Abstract

IntroductionThe present study aimed to evaluate the prevalence of apical periodontitis (AP) and endodontic treatment in patients with end-stage renal disease (ESRD) as compared with patients with no history of ESRD. MethodsIn this cross-sectional study, 40 patients diagnosed with nondiabetic ESRD were included. The control group consisted of 40 age-matched and sex-matched healthy individuals. Digital panoramic radiographs were exposed on patients in both the experimental and control groups. The number of remaining teeth and the prevalence of nonsurgical and/or surgical root canal treatment were evaluated. Also, the presence of AP in all teeth and endodontically treated teeth (ETT) was recorded using the periapical index.
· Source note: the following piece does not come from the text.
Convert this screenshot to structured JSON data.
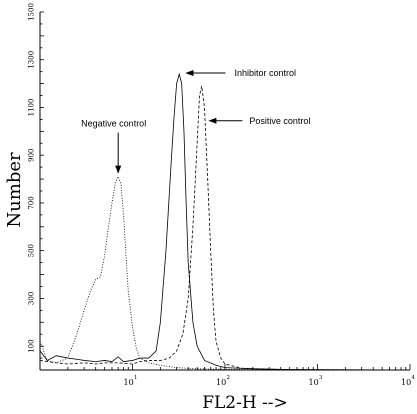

Logistic regression was used to determine the possible association between ESRD and AP. ResultsAP in at least 1 tooth was found in 29 of the patients with ESRD (73%) and in 16 of the control patients (40%) (odds ratio [OR] = 3.9, P < .05). In 21 (52%) patients with ESRD in the experimental group, at least 1 ETT was diagnosed with AP. In the control group, 11 (28%) individuals had AP affecting at least 1 of the ETT (OR = 2.9, P < .05). Adjusted for the number of teeth and endodontic treatment, ESRD was significantly associated with the presence of AP (P < .05; OR = 2.6; 95% confidence interval, 1.43–4.8). Also, the number of teeth with AP was significantly associated with the urea serum level in the experimental group (P < .05, β coefficient = 4.35). ConclusionAP was significantly more prevalent in the experimental group. This may suggest that ESRD could possibly alter the pathogenesis of AP. However, these findings do not confirm the presence of any cause-and-effect relationship between these conditions. Also, considering the modifying effect of AP on urea serum level, the treatment of AP could be incorporated in the treatment planning of patients with ESRD.